克森淳のブログ。特にテーマもなくゆるゆると。

負けても人生は続く

 『いだてん』でも取り上げられた金栗四三の生涯は、「人生、負けても続くもんだし、むしろ負けてからが本番の場合もある」と思わせるに充分な内容だ。たぶん宮藤官九郎は、それを意識して『いだてん』の脚本書いてるんじゃないかな。もうひとりの『いだてん』の主人公である田畑政治もまた、挫折から人生がはじまったような人だし。

 「人生、負けても続くもんだし、むしろ負けてからが本番の場合もある」と言うのは、悪しき新自由主義によって生まれた「勝たなければ意味がない」と言う点のいびつな強調とは逆の考え方である。悪しき新自由主義がどうたら言い出したから、また『カイジ』をdisるんだろうと閲覧者に思われそうだが、今日と言うか、この記事ではそんな気になれない。これからちょっと、オレ自身の話をしたいので。オレは広島市内で障害者向けのイラスト講習を受けるようになってから、自分の人生が負けや挫折の連続だったけど、これからは違うかも知れないと思えるように。だから、「人生、負けても続くもんだし、むしろ負けてからが本番の場合もある」と言う考えが出て来たわけです。そう考えると、『カイジ』に言いたい事があっても、ネットで言っているヒマはないのだ。それはさておき、負けても人生は続くのだが、オレは自分の人生が許せなかったところもあった。何度も言うようだが、家族や宗教の圧力に抗いきれなかったし、前述のとおり負けや挫折の連続だったし。しかしながら、もしかしたら今度こそ「絵を通して社会と繋がりたい」願望がかなうかも知れない。そう言う期待が膨らんで来て、気持ちが落ち着くように。人は*1なんらかの形で承認されなければ、際限なく捨て鉢になるものかも。オレのこの数年の生きざまを顧みるに、そんな気がして。
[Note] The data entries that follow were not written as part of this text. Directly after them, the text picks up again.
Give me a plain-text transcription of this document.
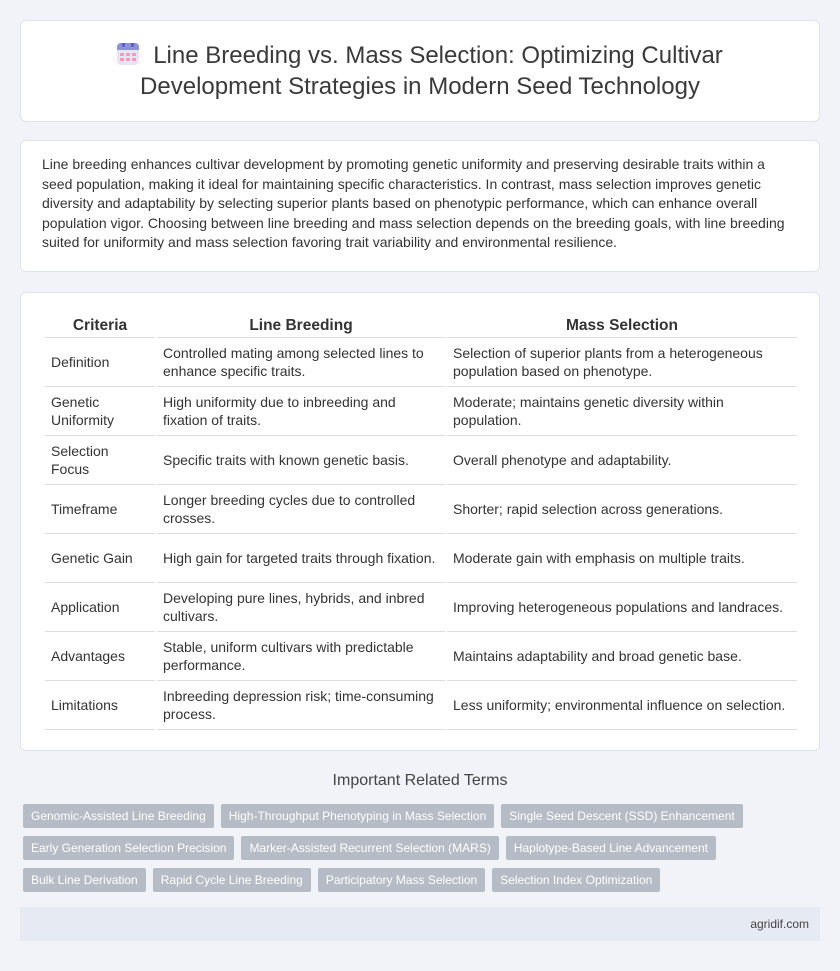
Line Breeding vs. Mass Selection: Optimizing Cultivar Development Strategies in Modern Seed Technology

Line breeding enhances cultivar development by promoting genetic uniformity and preserving desirable traits within a seed population, making it ideal for maintaining specific characteristics. In contrast, mass selection improves genetic diversity and adaptability by selecting superior plants based on phenotypic performance, which can enhance overall population vigor. Choosing between line breeding and mass selection depends on the breeding goals, with line breeding suited for uniformity and mass selection favoring trait variability and environmental resilience.

Criteria	Line Breeding	Mass Selection
Definition	Controlled mating among selected lines to enhance specific traits.	Selection of superior plants from a heterogeneous population based on phenotype.
Genetic Uniformity	High uniformity due to inbreeding and fixation of traits.	Moderate; maintains genetic diversity within population.
Selection Focus	Specific traits with known genetic basis.	Overall phenotype and adaptability.
Timeframe	Longer breeding cycles due to controlled crosses.	Shorter; rapid selection across generations.
Genetic Gain	High gain for targeted traits through fixation.	Moderate gain with emphasis on multiple traits.
Application	Developing pure lines, hybrids, and inbred cultivars.	Improving heterogeneous populations and landraces.
Advantages	Stable, uniform cultivars with predictable performance.	Maintains adaptability and broad genetic base.
Limitations	Inbreeding depression risk; time-consuming process.	Less uniformity; environmental influence on selection.
Important Related Terms
Genomic-Assisted Line Breeding	High-Throughput Phenotyping in Mass Selection	Single Seed Descent (SSD) Enhancement
Early Generation Selection Precision	Marker-Assisted Recurrent Selection (MARS)	Haplotype-Based Line Advancement
Bulk Line Derivation	Rapid Cycle Line Breeding	Participatory Mass Selection	Selection Index Optimization
agridif.com
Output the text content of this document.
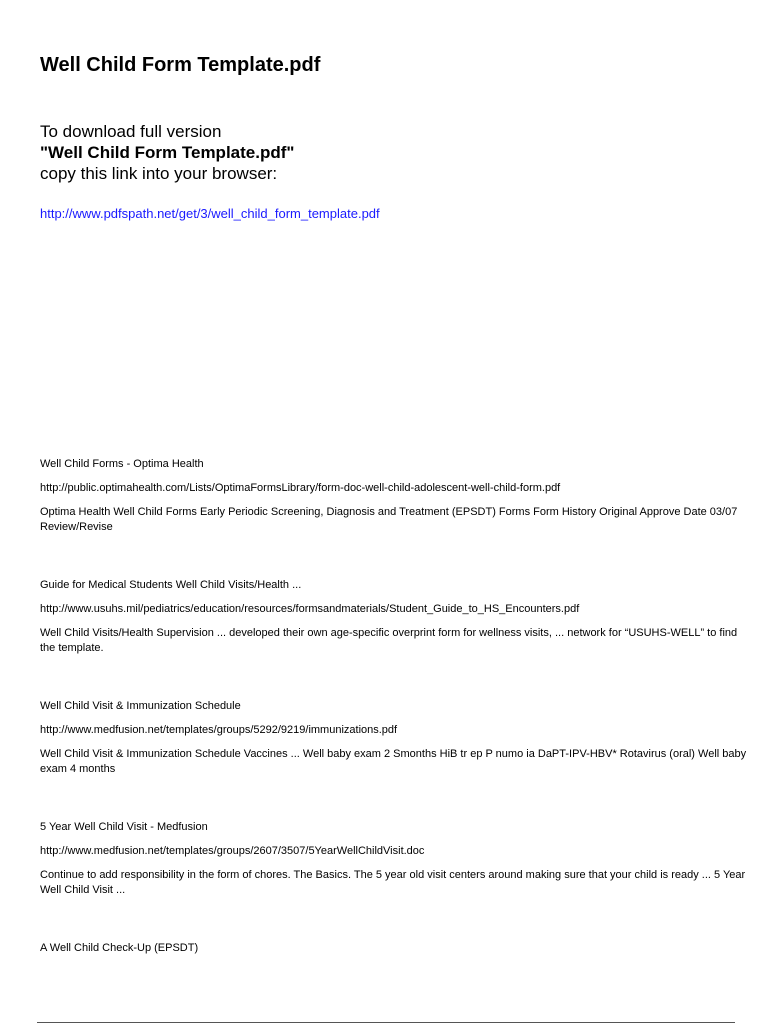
Well Child Form Template.pdf

To download full version
"Well Child Form Template.pdf"
copy this link into your browser:

http://www.pdfspath.net/get/3/well_child_form_template.pdf

Well Child Forms - Optima Health

http://public.optimahealth.com/Lists/OptimaFormsLibrary/form-doc-well-child-adolescent-well-child-form.pdf

Optima Health Well Child Forms Early Periodic Screening, Diagnosis and Treatment (EPSDT) Forms Form History Original Approve Date 03/07 Review/Revise

Guide for Medical Students Well Child Visits/Health ...

http://www.usuhs.mil/pediatrics/education/resources/formsandmaterials/Student_Guide_to_HS_Encounters.pdf

Well Child Visits/Health Supervision ... developed their own age-specific overprint form for wellness visits, ... network for “USUHS-WELL” to find the template.

Well Child Visit & Immunization Schedule

http://www.medfusion.net/templates/groups/5292/9219/immunizations.pdf

Well Child Visit & Immunization Schedule Vaccines ... Well baby exam 2 Smonths HiB tr ep P numo ia DaPT-IPV-HBV* Rotavirus (oral) Well baby exam 4 months

5 Year Well Child Visit - Medfusion

http://www.medfusion.net/templates/groups/2607/3507/5YearWellChildVisit.doc

Continue to add responsibility in the form of chores. The Basics. The 5 year old visit centers around making sure that your child is ready ... 5 Year Well Child Visit ...

A Well Child Check-Up (EPSDT)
 イラスト講習やらなんやらも、この先どうなるかまだ分からない。だが、この数年では一番充実感のある日々になって来た。ヤハリ描き続けていたのが正解だったか、あきらめきれずに絵を描き続けていたら、ひょうたんから駒だったし。と、言ったところで下記のツイートを見ていただきたい。
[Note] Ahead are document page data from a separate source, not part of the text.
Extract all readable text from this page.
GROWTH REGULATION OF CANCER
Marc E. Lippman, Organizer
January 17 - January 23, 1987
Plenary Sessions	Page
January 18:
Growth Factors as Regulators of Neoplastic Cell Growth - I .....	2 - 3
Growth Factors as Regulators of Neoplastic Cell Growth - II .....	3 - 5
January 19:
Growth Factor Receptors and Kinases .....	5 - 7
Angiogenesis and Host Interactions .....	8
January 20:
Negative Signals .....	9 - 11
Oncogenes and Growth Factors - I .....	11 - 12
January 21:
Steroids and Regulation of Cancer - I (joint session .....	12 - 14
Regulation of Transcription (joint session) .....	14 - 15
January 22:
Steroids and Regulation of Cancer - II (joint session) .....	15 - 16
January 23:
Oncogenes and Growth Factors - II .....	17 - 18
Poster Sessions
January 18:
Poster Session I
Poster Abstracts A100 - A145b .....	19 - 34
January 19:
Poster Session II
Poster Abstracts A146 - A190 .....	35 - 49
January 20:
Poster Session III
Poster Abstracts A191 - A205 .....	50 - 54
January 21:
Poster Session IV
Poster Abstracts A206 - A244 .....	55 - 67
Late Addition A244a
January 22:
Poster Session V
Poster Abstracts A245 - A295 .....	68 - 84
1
 オレより年上で絵を描き続けている方や、40代でマンガ家デビューした方がいた! 前者は結構いるし、後者もジャンル問わず探せばまだいそうだが、なんかこう励みになる。と言うか、出版社が若い連中を青田買いして育てる事を放棄しつつあるから、30~40代デビューは珍しい事じゃなくなるかもな。イラスト講習を受けてなかったら、「あんたらとオレとは違うわよ」と、後ろ向きな受けとり方をしていたかも知れんけど。オレにまだマンガ家デビューの出目があると言っているんじゃなく、絵を描き続ける意義がありそうと言うか。ただ、イラスト講習は肉体的にはキツいな。いや、本業の警備員の仕事が入らず、日雇いバイトを重ねていた時の方が今より疲弊していたし、さらに遡って、鉄工所で殺されかかった頃を思えば。これまでの作業所だって全然楽しくなかったし、憎悪や殺意を募らせる破目にもなったし。それらに比べれば今のイラスト講習はずいぶんいい話ではないか。肉体的なキツさも、通いつめれば慣れるって。

*1:あるいはオレ個人の話かも知れないが。